That's what the second pass is for, right, to screen out actually unintelligible...

JackCh · on July 1, 2018

> "The goal isn't to produce a speech-to-text system that can recognize a perfectly miked BBC announcer."

Wait what? The headline is about text-to-speech aka speech synthesis, not speech recognition (speech-to-text.) Are they trying to do both? It seems to me that you'd train both using different sorts of datasets. If you wanted TTS to be intelligible to the most number of people, training to to speak like a 'perfectly miked BBC announcer' is probably exactly what you'd want to do.
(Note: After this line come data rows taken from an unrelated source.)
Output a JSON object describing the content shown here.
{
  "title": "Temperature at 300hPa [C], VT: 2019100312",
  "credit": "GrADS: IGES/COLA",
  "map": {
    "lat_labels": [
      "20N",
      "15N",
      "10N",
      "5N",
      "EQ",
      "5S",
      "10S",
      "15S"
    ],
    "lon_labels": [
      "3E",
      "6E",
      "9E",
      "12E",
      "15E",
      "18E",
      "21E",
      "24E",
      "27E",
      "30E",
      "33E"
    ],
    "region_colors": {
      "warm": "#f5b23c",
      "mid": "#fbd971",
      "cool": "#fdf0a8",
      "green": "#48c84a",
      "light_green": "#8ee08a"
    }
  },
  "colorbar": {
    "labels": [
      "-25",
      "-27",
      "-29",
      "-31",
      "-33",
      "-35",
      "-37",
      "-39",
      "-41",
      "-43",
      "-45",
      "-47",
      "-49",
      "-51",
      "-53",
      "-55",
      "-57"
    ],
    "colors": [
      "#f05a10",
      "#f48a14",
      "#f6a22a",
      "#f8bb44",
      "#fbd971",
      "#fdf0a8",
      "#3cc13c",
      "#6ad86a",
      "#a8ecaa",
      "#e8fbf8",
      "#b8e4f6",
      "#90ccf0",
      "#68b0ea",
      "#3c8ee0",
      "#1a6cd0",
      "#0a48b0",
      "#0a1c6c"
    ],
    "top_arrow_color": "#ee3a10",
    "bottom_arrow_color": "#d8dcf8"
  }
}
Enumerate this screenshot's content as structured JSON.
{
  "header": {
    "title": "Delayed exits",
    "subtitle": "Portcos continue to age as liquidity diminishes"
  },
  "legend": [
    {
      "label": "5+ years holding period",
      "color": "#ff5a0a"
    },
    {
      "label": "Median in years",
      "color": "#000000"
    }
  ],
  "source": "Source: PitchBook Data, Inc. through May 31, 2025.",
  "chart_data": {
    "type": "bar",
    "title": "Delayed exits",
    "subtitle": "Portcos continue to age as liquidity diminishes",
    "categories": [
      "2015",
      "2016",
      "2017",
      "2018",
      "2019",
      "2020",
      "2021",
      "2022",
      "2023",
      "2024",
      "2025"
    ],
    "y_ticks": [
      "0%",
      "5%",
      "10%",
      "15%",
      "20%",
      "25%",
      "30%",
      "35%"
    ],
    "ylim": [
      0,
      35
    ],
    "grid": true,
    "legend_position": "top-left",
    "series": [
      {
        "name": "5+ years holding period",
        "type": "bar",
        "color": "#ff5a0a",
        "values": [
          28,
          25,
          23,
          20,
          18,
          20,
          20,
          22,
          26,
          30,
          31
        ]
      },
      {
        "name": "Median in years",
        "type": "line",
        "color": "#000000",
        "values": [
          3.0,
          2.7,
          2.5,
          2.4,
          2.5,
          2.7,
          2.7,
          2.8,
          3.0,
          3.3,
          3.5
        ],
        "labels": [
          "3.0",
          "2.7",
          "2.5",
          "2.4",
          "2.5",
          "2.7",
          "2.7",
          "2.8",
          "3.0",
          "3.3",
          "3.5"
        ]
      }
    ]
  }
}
Train it to recognize many regional accents, but train it to speak with the most prevalent and universally understood accent you can find. So either BBC English or Californian/Hollywood English.

Although traditionally TTS engines have shipped with numerous voices, such that you can select either a British or an America accent for the English voice. It may be worthwhile to have other English accents too, maybe one for India (125 million speakers.) But if you trained a TTS engine to have a computer amalgamation of all possible English accents I really doubt the result will be considered high quality by anybody.

wiml · on July 1, 2018

The headline was inaccurate (now fixed) — the Mozilla Voice project is about speech recognition aka STT not TTS.

It would be kinda interesting to have a TTS system learn from a neighboring STT system so that it gradually adopts your accent, though. I'm not sure if that would be more usable but it would be an interesting experience.

nmstoker · on July 1, 2018

You were quite right that in the way Mozilla are using this, it's suited to speech to text, but running it locally is actually a reasonable way to record a single speaker set of data for use in TTS training.

That's exactly what I've been doing recently, and using it with https://github.com/r9y9/deepvoice3_pytorch/blob/master/READM... is providing reasonably good results - it definitely has my intonation (if somewhat crossed with a Dalek!!)

blendergeek · on July 1, 2018

Oops. My bad. I accidentally got that wrong. Mozilla's goal here is speech recognition.

microcolonel · on July 1, 2018

> But if you trained a TTS engine to have a computer amalgamation of all possible English accents I really doubt the result will be considered high quality by anybody.

For what it's worth, they do ask you to create a profile after your fifth sample, and that profile includes an "accent" section.